Amine et Sadio ont toujours habité dans leur cité yvelinoise. Mais depuis deux ans, les statuts ont changé. De « petite de ma cité » autrefois, elle est désormais « sa femme ». A l’époque, Sadio vient tout juste de commencer à travailler dans le fast-food dans lequel Amine est déjà un taulier. Ils bossent ensemble, rentrent ensemble et un soir, s’embrassent dans une cage d’escaliers sans lumière. Les souvenirs sont précis.
Au fil des messages, ils se disent « je t’aime ». Dans l’euphorie, Amine se souvient d’avoir appelé Atef, son meilleur ami, stupéfait :
« Tu sors avec une Renoi [Noire, ndlr] ? Mais t’as pété les plombs ? ! »
Même son de cloche chez Sadio, qui raconte tout à sa grande sœur :
« Si papa et maman savent que tu vois un Rebeu [Arabe, ndlr], ils vont te tuer. »
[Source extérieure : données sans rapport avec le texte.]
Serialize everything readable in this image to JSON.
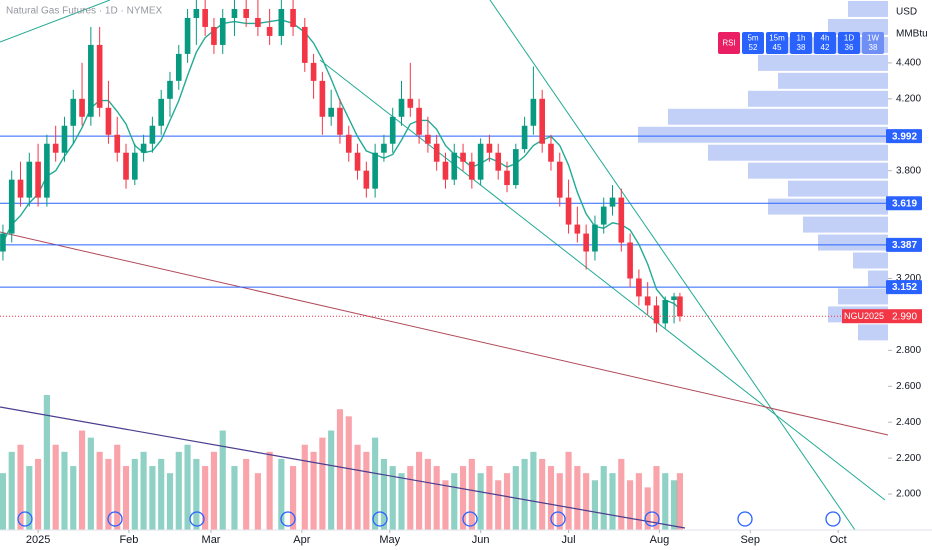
{
  "chart_data": {
    "type": "candlestick",
    "title": "Natural Gas Futures · 1D · NYMEX",
    "currency": "USD",
    "unit": "MMBtu",
    "xlim": [
      -13,
      290
    ],
    "xticks": [
      {
        "value": 0,
        "label": "2025"
      },
      {
        "value": 31,
        "label": "Feb"
      },
      {
        "value": 59,
        "label": "Mar"
      },
      {
        "value": 90,
        "label": "Apr"
      },
      {
        "value": 120,
        "label": "May"
      },
      {
        "value": 151,
        "label": "Jun"
      },
      {
        "value": 181,
        "label": "Jul"
      },
      {
        "value": 212,
        "label": "Aug"
      },
      {
        "value": 243,
        "label": "Sep"
      },
      {
        "value": 273,
        "label": "Oct"
      }
    ],
    "ylim": [
      1.8,
      4.75
    ],
    "yticks": [
      {
        "value": 4.4,
        "label": "4.400"
      },
      {
        "value": 4.2,
        "label": "4.200"
      },
      {
        "value": 3.8,
        "label": "3.800"
      },
      {
        "value": 3.2,
        "label": "3.200"
      },
      {
        "value": 2.8,
        "label": "2.800"
      },
      {
        "value": 2.6,
        "label": "2.600"
      },
      {
        "value": 2.4,
        "label": "2.400"
      },
      {
        "value": 2.2,
        "label": "2.200"
      },
      {
        "value": 2.0,
        "label": "2.000"
      }
    ],
    "up_color": "#089981",
    "down_color": "#f23645",
    "x": [
      -12,
      -9,
      -6,
      -3,
      0,
      3,
      6,
      9,
      12,
      15,
      18,
      21,
      24,
      27,
      30,
      33,
      36,
      39,
      42,
      45,
      48,
      51,
      54,
      57,
      60,
      63,
      67,
      71,
      75,
      79,
      83,
      87,
      91,
      94,
      97,
      100,
      103,
      106,
      109,
      112,
      115,
      118,
      121,
      124,
      127,
      130,
      133,
      136,
      139,
      142,
      145,
      148,
      151,
      154,
      157,
      160,
      163,
      166,
      169,
      172,
      175,
      178,
      181,
      184,
      187,
      190,
      193,
      196,
      199,
      202,
      205,
      208,
      211,
      214,
      217,
      219
    ],
    "open": [
      3.35,
      3.45,
      3.75,
      3.65,
      3.85,
      3.65,
      3.95,
      3.9,
      4.05,
      4.2,
      4.1,
      4.5,
      4.15,
      4.0,
      3.9,
      3.75,
      3.9,
      3.95,
      4.05,
      4.2,
      4.3,
      4.45,
      4.65,
      4.7,
      4.6,
      4.5,
      4.65,
      4.7,
      4.65,
      4.6,
      4.55,
      4.7,
      4.6,
      4.4,
      4.3,
      4.1,
      4.15,
      4.0,
      3.9,
      3.8,
      3.7,
      3.9,
      3.95,
      4.1,
      4.2,
      4.15,
      4.0,
      3.95,
      3.85,
      3.75,
      3.9,
      3.85,
      3.75,
      3.95,
      3.9,
      3.8,
      3.72,
      3.92,
      4.05,
      4.2,
      3.95,
      3.85,
      3.65,
      3.5,
      3.45,
      3.35,
      3.5,
      3.6,
      3.65,
      3.4,
      3.2,
      3.1,
      3.05,
      2.95,
      3.08,
      3.1
    ],
    "high": [
      3.5,
      3.8,
      3.85,
      3.9,
      3.95,
      4.0,
      4.05,
      4.1,
      4.25,
      4.4,
      4.6,
      4.6,
      4.3,
      4.1,
      3.95,
      3.95,
      4.0,
      4.1,
      4.25,
      4.35,
      4.5,
      4.7,
      4.75,
      4.75,
      4.65,
      4.7,
      4.75,
      4.75,
      4.75,
      4.7,
      4.75,
      4.75,
      4.65,
      4.45,
      4.35,
      4.25,
      4.2,
      4.05,
      3.95,
      3.85,
      3.95,
      4.0,
      4.15,
      4.3,
      4.4,
      4.2,
      4.1,
      4.0,
      3.9,
      3.95,
      3.95,
      3.9,
      3.98,
      4.0,
      3.95,
      3.85,
      3.95,
      4.1,
      4.38,
      4.25,
      4.0,
      3.9,
      3.75,
      3.6,
      3.5,
      3.55,
      3.65,
      3.72,
      3.7,
      3.45,
      3.25,
      3.18,
      3.1,
      3.1,
      3.12,
      3.12
    ],
    "low": [
      3.3,
      3.4,
      3.6,
      3.6,
      3.6,
      3.6,
      3.85,
      3.85,
      3.95,
      4.05,
      4.05,
      4.1,
      3.95,
      3.85,
      3.7,
      3.72,
      3.85,
      3.9,
      4.0,
      4.1,
      4.25,
      4.4,
      4.5,
      4.55,
      4.45,
      4.45,
      4.55,
      4.6,
      4.55,
      4.5,
      4.5,
      4.55,
      4.35,
      4.2,
      4.0,
      4.05,
      3.95,
      3.85,
      3.75,
      3.65,
      3.65,
      3.85,
      3.9,
      4.05,
      4.1,
      3.95,
      3.9,
      3.8,
      3.7,
      3.72,
      3.8,
      3.7,
      3.72,
      3.85,
      3.75,
      3.68,
      3.7,
      3.9,
      4.0,
      3.9,
      3.8,
      3.6,
      3.45,
      3.4,
      3.25,
      3.3,
      3.45,
      3.55,
      3.35,
      3.15,
      3.05,
      3.0,
      2.9,
      2.92,
      2.95,
      2.96
    ],
    "close": [
      3.45,
      3.75,
      3.65,
      3.85,
      3.65,
      3.95,
      3.9,
      4.05,
      4.2,
      4.1,
      4.5,
      4.15,
      4.0,
      3.9,
      3.75,
      3.9,
      3.95,
      4.05,
      4.2,
      4.3,
      4.45,
      4.65,
      4.7,
      4.6,
      4.5,
      4.65,
      4.7,
      4.65,
      4.6,
      4.55,
      4.7,
      4.6,
      4.4,
      4.3,
      4.1,
      4.15,
      4.0,
      3.9,
      3.8,
      3.7,
      3.9,
      3.95,
      4.1,
      4.2,
      4.15,
      4.0,
      3.95,
      3.85,
      3.75,
      3.9,
      3.85,
      3.75,
      3.95,
      3.9,
      3.8,
      3.72,
      3.92,
      4.05,
      4.2,
      3.95,
      3.85,
      3.65,
      3.5,
      3.45,
      3.35,
      3.5,
      3.6,
      3.65,
      3.4,
      3.2,
      3.1,
      3.05,
      2.95,
      3.08,
      3.1,
      2.99
    ],
    "sma": [
      3.4,
      3.5,
      3.55,
      3.62,
      3.67,
      3.77,
      3.8,
      3.88,
      3.95,
      4.04,
      4.15,
      4.19,
      4.19,
      4.13,
      4.06,
      3.94,
      3.9,
      3.91,
      3.97,
      4.08,
      4.19,
      4.33,
      4.46,
      4.54,
      4.58,
      4.62,
      4.63,
      4.62,
      4.62,
      4.63,
      4.64,
      4.62,
      4.57,
      4.51,
      4.42,
      4.31,
      4.19,
      4.09,
      3.99,
      3.91,
      3.89,
      3.87,
      3.89,
      3.97,
      4.06,
      4.08,
      4.08,
      4.03,
      3.94,
      3.89,
      3.86,
      3.82,
      3.84,
      3.87,
      3.85,
      3.82,
      3.84,
      3.88,
      3.94,
      3.97,
      3.99,
      3.94,
      3.83,
      3.68,
      3.56,
      3.49,
      3.48,
      3.51,
      3.5,
      3.47,
      3.39,
      3.28,
      3.14,
      3.08,
      3.06,
      3.03
    ],
    "sma_color": "#22ab94",
    "volume": [
      40,
      55,
      60,
      45,
      50,
      95,
      60,
      55,
      45,
      70,
      65,
      55,
      50,
      60,
      45,
      50,
      55,
      45,
      50,
      40,
      55,
      60,
      50,
      45,
      55,
      70,
      45,
      50,
      40,
      55,
      50,
      45,
      60,
      55,
      65,
      70,
      85,
      80,
      60,
      55,
      65,
      50,
      45,
      40,
      45,
      55,
      50,
      45,
      35,
      40,
      45,
      50,
      40,
      45,
      35,
      40,
      45,
      50,
      55,
      50,
      45,
      40,
      55,
      45,
      40,
      35,
      45,
      40,
      50,
      35,
      40,
      30,
      45,
      40,
      35,
      40
    ],
    "profile_levels": [
      2.9,
      3.0,
      3.1,
      3.2,
      3.3,
      3.4,
      3.5,
      3.6,
      3.7,
      3.8,
      3.9,
      4.0,
      4.1,
      4.2,
      4.3,
      4.4,
      4.5,
      4.6,
      4.7
    ],
    "profile_values": [
      30,
      60,
      50,
      20,
      35,
      70,
      85,
      120,
      100,
      140,
      180,
      250,
      220,
      140,
      110,
      130,
      100,
      60,
      40
    ],
    "profile_color": "#b3c4f5",
    "levels": [
      3.992,
      3.619,
      3.387,
      3.152
    ],
    "level_color": "#2962ff",
    "last_price": {
      "symbol": "NGU2025",
      "value": 2.99,
      "label": "2.990"
    },
    "rsi": {
      "label": "RSI",
      "items": [
        {
          "tf": "5m",
          "value": 52
        },
        {
          "tf": "15m",
          "value": 45
        },
        {
          "tf": "1h",
          "value": 38
        },
        {
          "tf": "4h",
          "value": 42
        },
        {
          "tf": "1D",
          "value": 36
        },
        {
          "tf": "1W",
          "value": 38
        }
      ]
    }
  }
}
Je lui demande quelques détails sur Atef. Il me répond simplement qu’il a été éduqué comme lui, selon des principes bien précis, qui s’apparentent en définitive à des dogmes :
« Les Arabes et les Noirs vivent ensemble dans les blocs, s’apprécient. Mais la limite, c’est l’amitié. Un mariage, c’est niet. Chacun à sa place. »
Une posture paradoxale qui, pour Amine, est beaucoup plus complexe que du racisme – un mot qu’il refuse d’ailleurs de prononcer.
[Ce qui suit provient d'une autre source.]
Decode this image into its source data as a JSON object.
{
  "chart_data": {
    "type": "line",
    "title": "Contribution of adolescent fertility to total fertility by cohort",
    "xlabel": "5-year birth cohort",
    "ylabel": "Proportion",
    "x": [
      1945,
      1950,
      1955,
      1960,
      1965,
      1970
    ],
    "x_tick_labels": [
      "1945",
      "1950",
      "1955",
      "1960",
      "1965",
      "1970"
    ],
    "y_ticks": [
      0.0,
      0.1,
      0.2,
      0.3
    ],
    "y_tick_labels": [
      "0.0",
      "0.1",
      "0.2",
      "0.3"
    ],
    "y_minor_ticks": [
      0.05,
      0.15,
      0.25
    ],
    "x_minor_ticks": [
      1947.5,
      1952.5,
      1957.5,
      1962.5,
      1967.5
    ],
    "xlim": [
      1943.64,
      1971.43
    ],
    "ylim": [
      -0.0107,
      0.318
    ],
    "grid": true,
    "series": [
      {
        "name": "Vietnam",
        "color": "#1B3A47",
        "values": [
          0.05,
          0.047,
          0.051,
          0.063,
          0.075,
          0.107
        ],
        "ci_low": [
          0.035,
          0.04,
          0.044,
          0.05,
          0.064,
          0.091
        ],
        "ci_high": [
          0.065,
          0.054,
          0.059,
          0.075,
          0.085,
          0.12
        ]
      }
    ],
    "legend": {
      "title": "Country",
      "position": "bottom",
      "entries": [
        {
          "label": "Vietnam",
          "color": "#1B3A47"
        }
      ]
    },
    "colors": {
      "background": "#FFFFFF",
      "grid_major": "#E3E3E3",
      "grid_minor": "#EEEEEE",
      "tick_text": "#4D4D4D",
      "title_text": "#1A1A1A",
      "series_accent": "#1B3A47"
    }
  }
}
« Ça va au-delà d’une religion ou d’une couleur de peau »
Il allume une cigarette et me raconte l’histoire de sa grande sœur :
« Un soir, elle annonce à table qu’elle voit quelqu’un. La première question de ma mère est : “De quelle origine est-il ?” “Algérien” ! Là, mes parents lui disent que c’est non, et qu’il faudrait qu’elle trouve un Marocain pour son bien. »
Nouveau paradoxe : « Certaines des amies de ma mère sont algériennes. Ma sœur n’a pas compris. » Elle finit par se résigner, à contrecœur. Du racisme, du communautarisme, des traditions, le qu’en-dira-t-on. Pour Brahim, son cousin qui nous rejoint, l’un des rares au courant pour Sadio et Amine, un complexe de supériorité aussi :
« Certains anciens de chez nous pensent que leur communauté vaut mieux que l’autre. Genre un Noir est mieux qu’un Arabe ou l’inverse, qu’un Algérien est mieux qu’un Marocain. Ils transmettent ça à leurs enfants. Ça va au-delà d’une religion ou d’une couleur de peau. »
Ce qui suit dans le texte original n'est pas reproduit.